4. Starting without budgeting for offshore team visits and vice versa
Subsequent to the initiation workshop, periodic visits between the onsite and offshore teams are vital in ensuring a successful offshore engagement. To be clear, both teams must visit each other. This gives invaluable insights into the social and cultural differences of the other team, which would otherwise have never have been seen nor understood. And it is the sensitivity shown towards these differences that could help make or break the working dynamics between the two teams.
Also, in certain offshore engagements, it is necessary for the offshore team to visit the customer site and experience the use of the systems they build in real production environments other than simulators/labs maintained offshore. Say, for example, if the offshore team is tasked to automate the operations of a robotic manufacturing line, then the offshore team must visit the production environments and experience how the system behaves in reality rather than only working with simulators on offshore labs.

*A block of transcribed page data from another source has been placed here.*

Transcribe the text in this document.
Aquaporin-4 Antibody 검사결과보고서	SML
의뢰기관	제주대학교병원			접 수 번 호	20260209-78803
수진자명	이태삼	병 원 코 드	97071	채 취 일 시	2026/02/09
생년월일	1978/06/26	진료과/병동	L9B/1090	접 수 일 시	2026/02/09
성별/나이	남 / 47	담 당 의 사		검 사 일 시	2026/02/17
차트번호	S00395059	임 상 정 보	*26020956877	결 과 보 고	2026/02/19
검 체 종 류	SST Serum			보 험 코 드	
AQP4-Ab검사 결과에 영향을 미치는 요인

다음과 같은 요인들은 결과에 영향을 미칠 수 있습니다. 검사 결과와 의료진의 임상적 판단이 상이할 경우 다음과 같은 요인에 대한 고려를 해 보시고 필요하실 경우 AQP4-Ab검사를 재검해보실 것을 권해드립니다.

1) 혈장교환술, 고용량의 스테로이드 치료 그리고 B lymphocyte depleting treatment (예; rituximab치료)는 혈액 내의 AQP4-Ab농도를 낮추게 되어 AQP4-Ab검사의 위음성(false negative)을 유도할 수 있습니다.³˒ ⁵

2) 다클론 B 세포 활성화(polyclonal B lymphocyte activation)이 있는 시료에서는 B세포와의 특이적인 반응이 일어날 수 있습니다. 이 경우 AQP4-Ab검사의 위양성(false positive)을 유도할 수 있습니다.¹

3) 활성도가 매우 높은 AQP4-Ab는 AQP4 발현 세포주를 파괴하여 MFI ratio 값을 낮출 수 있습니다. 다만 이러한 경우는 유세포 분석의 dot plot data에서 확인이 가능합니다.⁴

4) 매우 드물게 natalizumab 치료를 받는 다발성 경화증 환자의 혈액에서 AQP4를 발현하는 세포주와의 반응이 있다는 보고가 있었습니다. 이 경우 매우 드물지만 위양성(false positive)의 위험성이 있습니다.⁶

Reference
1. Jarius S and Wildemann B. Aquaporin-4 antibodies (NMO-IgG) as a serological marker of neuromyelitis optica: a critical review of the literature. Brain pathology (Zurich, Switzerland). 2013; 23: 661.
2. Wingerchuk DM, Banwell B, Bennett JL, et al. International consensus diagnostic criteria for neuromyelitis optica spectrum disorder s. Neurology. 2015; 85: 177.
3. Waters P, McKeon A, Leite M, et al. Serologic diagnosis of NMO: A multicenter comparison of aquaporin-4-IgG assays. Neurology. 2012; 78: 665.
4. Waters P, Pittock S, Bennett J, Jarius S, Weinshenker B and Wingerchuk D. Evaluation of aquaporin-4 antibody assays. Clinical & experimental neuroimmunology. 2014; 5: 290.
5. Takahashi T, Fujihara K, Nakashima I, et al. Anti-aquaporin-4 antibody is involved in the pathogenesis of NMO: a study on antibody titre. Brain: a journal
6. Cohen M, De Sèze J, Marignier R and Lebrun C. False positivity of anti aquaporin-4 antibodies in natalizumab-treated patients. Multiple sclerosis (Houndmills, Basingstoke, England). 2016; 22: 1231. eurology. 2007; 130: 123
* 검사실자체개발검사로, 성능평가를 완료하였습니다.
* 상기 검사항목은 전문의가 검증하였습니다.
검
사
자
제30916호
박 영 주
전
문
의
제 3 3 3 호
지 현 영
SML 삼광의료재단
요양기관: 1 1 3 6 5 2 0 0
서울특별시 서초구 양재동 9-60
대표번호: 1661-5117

5. Underestimating the impact to the customer organization
For those customers who are beginning their very first offshore engagement, it may not strike them as important to pay close attention to the differences that they would have when compared to the offshore team. The customer’s team would have a particular modus operandi, which has proven itself effective and is likely to think that there is no need to tamper with a system that already works.

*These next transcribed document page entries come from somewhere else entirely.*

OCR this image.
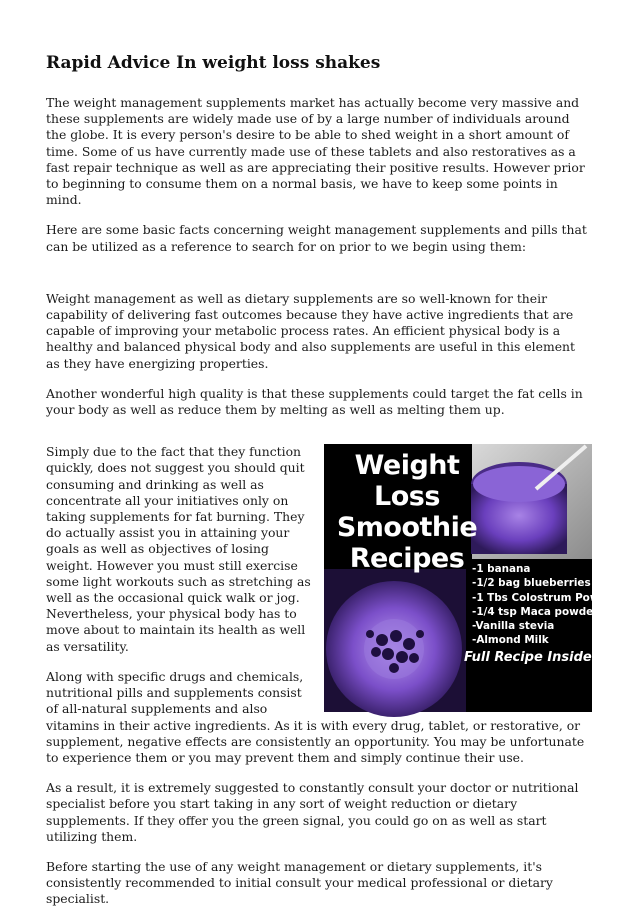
Rapid Advice In weight loss shakes

The weight management supplements market has actually become very massive and these supplements are widely made use of by a large number of individuals around the globe. It is every person's desire to be able to shed weight in a short amount of time. Some of us have currently made use of these tablets and also restoratives as a fast repair technique as well as are appreciating their positive results. However prior to beginning to consume them on a normal basis, we have to keep some points in mind.

Here are some basic facts concerning weight management supplements and pills that can be utilized as a reference to search for on prior to we begin using them:

Weight management as well as dietary supplements are so well-known for their capability of delivering fast outcomes because they have active ingredients that are capable of improving your metabolic process rates. An efficient physical body is a healthy and balanced physical body and also supplements are useful in this element as they have energizing properties.

Another wonderful high quality is that these supplements could target the fat cells in your body as well as reduce them by melting as well as melting them up.

Weight Loss
Smoothie
Recipes -1 banana
-1/2 bag blueberries
-1 Tbs Colostrum Powder
-1/4 tsp Maca powder
-Vanilla stevia
-Almond Milk
Full Recipe Inside

Simply due to the fact that they function quickly, does not suggest you should quit consuming and drinking as well as concentrate all your initiatives only on taking supplements for fat burning. They do actually assist you in attaining your goals as well as objectives of losing weight. However you must still exercise some light workouts such as stretching as well as the occasional quick walk or jog. Nevertheless, your physical body has to move about to maintain its health as well as versatility.

Along with specific drugs and chemicals, nutritional pills and supplements consist of all-natural supplements and also vitamins in their active ingredients. As it is with every drug, tablet, or restorative, or supplement, negative effects are consistently an opportunity. You may be unfortunate to experience them or you may prevent them and simply continue their use.

As a result, it is extremely suggested to constantly consult your doctor or nutritional specialist before you start taking in any sort of weight reduction or dietary supplements. If they offer you the green signal, you could go on as well as start utilizing them.

Before starting the use of any weight management or dietary supplements, it's consistently recommended to initial consult your medical professional or dietary specialist.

While this may well be true, it does not mandate that the same modes and methods would work for the offshore engagement as well. The workings of two different nations will always have their differences. A simple example would be around national and religious holidays in each nation, and how team members celebrate these events. For example, in Myanmar, the water festival held in April is the country’s biggest festival. Three days of holidays are declared, during which it is near impossible to expect anyone to be available for any kind of work. It is important then, for both the onsite and offshore teams to be aware of this, and ensure that work, calls, meetings, reports, etc. are planned well in advance or beyond these holidays. The mid-April new year celebrations in Sri Lanka are a similar example.
In addition, it’s important for the onsite team to understand how those of the offshore team address their work ethic. Should any differences arise, it is important to carry out discussions and orientation training in order to agree upon a common working model that is agreeable to both.
A little advance planning and preparation can go a long way in ensuring that working offshore becomes beneficial to all parties concerned. While none of the factors listed above are of a technically complex nature, they are crucial soft components that must be addressed, and periodically monitored in order to make sure that all stakeholders benefit from any offshore engagement.
Do you agree? Would like to hear your thoughts as well.